Goldfarb should know a bit about trends. His restaurant is one of the first to market amongst “pastry-chef-driven restaurants,” and another four are due to open in New York in the coming months.

“We don’t have walls and we don’t have service staff,” he explains. “That’s a trend there hasn’t been many examples of in fine dining. There’s been a real surge in counter dining—in high-end fast food, or fine dining casual, direct to the guest. There’s a restaurant called Degustation in New York. It’s 18 seats, and it’s fine dining direct over-the-counter. People are embracing the fact that it takes so much to open a restaurant. I think you’re finding they’ll pay for food—they’ll pay $14 for a dessert—as long as they can see it being made and they see the value.”

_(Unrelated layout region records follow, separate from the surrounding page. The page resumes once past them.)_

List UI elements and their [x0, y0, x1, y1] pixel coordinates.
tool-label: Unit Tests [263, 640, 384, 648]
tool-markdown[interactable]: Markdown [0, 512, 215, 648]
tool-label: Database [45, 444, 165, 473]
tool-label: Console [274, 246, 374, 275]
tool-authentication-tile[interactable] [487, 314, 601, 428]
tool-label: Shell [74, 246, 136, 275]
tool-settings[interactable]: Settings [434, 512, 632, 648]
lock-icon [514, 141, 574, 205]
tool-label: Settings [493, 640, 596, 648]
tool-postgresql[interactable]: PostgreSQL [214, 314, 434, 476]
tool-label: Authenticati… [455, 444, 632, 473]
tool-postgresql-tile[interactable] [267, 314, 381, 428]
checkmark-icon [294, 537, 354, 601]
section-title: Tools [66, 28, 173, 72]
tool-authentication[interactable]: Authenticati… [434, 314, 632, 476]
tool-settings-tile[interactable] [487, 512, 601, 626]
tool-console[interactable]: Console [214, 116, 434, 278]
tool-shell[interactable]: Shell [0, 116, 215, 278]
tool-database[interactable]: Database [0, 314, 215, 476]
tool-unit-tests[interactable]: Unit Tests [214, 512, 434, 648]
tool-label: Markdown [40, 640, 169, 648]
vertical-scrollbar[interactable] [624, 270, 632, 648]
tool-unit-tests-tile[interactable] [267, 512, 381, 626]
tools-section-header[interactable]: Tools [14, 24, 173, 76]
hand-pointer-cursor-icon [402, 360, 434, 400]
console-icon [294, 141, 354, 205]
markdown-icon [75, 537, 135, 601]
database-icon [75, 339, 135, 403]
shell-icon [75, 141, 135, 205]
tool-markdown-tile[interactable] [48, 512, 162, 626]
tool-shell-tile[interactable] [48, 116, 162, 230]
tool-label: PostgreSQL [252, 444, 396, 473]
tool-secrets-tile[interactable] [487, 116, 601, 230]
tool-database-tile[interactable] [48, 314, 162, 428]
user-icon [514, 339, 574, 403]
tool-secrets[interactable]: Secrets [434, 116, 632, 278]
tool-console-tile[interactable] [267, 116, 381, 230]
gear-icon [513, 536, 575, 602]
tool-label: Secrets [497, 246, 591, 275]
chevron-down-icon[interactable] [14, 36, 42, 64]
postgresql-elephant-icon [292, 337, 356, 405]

Another manifestation is the desire for sustainable food. Robert Clark, of Vancouver’s C restaurant—a leading seafood restaurant where Clark has championed sustainable seafood—explained to the conference, “My restaurant has been very successful, simply positioning itself to be responsible sourcing our seafood. My success has come directly from the products. There are so many people producing a lot of food that they bring a lot of passion to, and that hasn’t been translated to the plate before now.”

Dupleix adds that the gap between chefs and producers is closing as well—to the detriment of providores. It’s a trend that’s been noticed by Fiona Donnelly of The Courier-Mail in Queensland: “I think the really interesting thing is the rising power of the producer,” she says. “We’ll see a decline in providores as restaurants get closer to producers. Producers are picking and choosing which restaurants they’ll sell to. Producers are being named more on menus, and restaurants are picking up on this, banding together and sourcing from the producer.”

The whole idea of sustainable and ethical dining has already changed the notion of fine dining in Australia, the Age Good Food Guide’s co-editor Necia Wilden told the conference. “The whole definition of fine dining has changed,” she said. “The new luxury ingredients of the future are those of traditional agrarian peasant cultures. This is going to be the new luxury—the line-caught fish, the ethically raised beef.”

These demands are driven by customers, says Dupleix. “We are driving that movement towards responsible dining. Our chefs give us too much food, but now there’s a breakdown of that traditional three courses—it’s shared plates, it’s café dining and bars, as opposed to formal dining—we’re seeing the rise of cafés that are casual the way you use them, but serious about their food.”

That’s not to say that the super chef, or globally branded restaurant, is going to disappear. Some speakers at the conference seemed to believe that the “branded” restaurant is unavoidable. “I think the sign that super chefs have really come to Australia is what’s going on at the Crown,” Wilden said. “Nobu is doing a reportedly $9 million fit-out—we’ve already got Neil Perry, Guillaume Brahimi and Maurice Terzini. Developers recognise that they need brands. Docklands failed to succeed in the way it was envisaged because they didn’t have the big brands there. Crown has always been controversial, and in the past some people avoided it because they sniffed at eating in a casino. But foodies have to go there now because it is so significant.”

Another aspect of the world of global brands is the rise, in the connected world, of the food blog and the TV chef, and the connected fall from grace of the food writer. Goldfarb points out that you can’t get a cookbook published in the US right now unless you have a TV show. At the other end of the spectrum, food blogs are ubiquitous, and “young women and men will spend more time on their blog than newspapers will spend on their food section.”

He adds: “In my opinion the online food media have made name food writers obsolete. There are so many user reviews of restaurants, and they’re really amazing. The beauty for us is that there isn’t anyone more important than anyone else. We read about our service that night. We see digital pictures of the food online before we leave to go home that night.”

Robert Clark of C restaurant added, “I read out the management report every morning, and included in that is what was written about us the night before. And it’s all blogs.”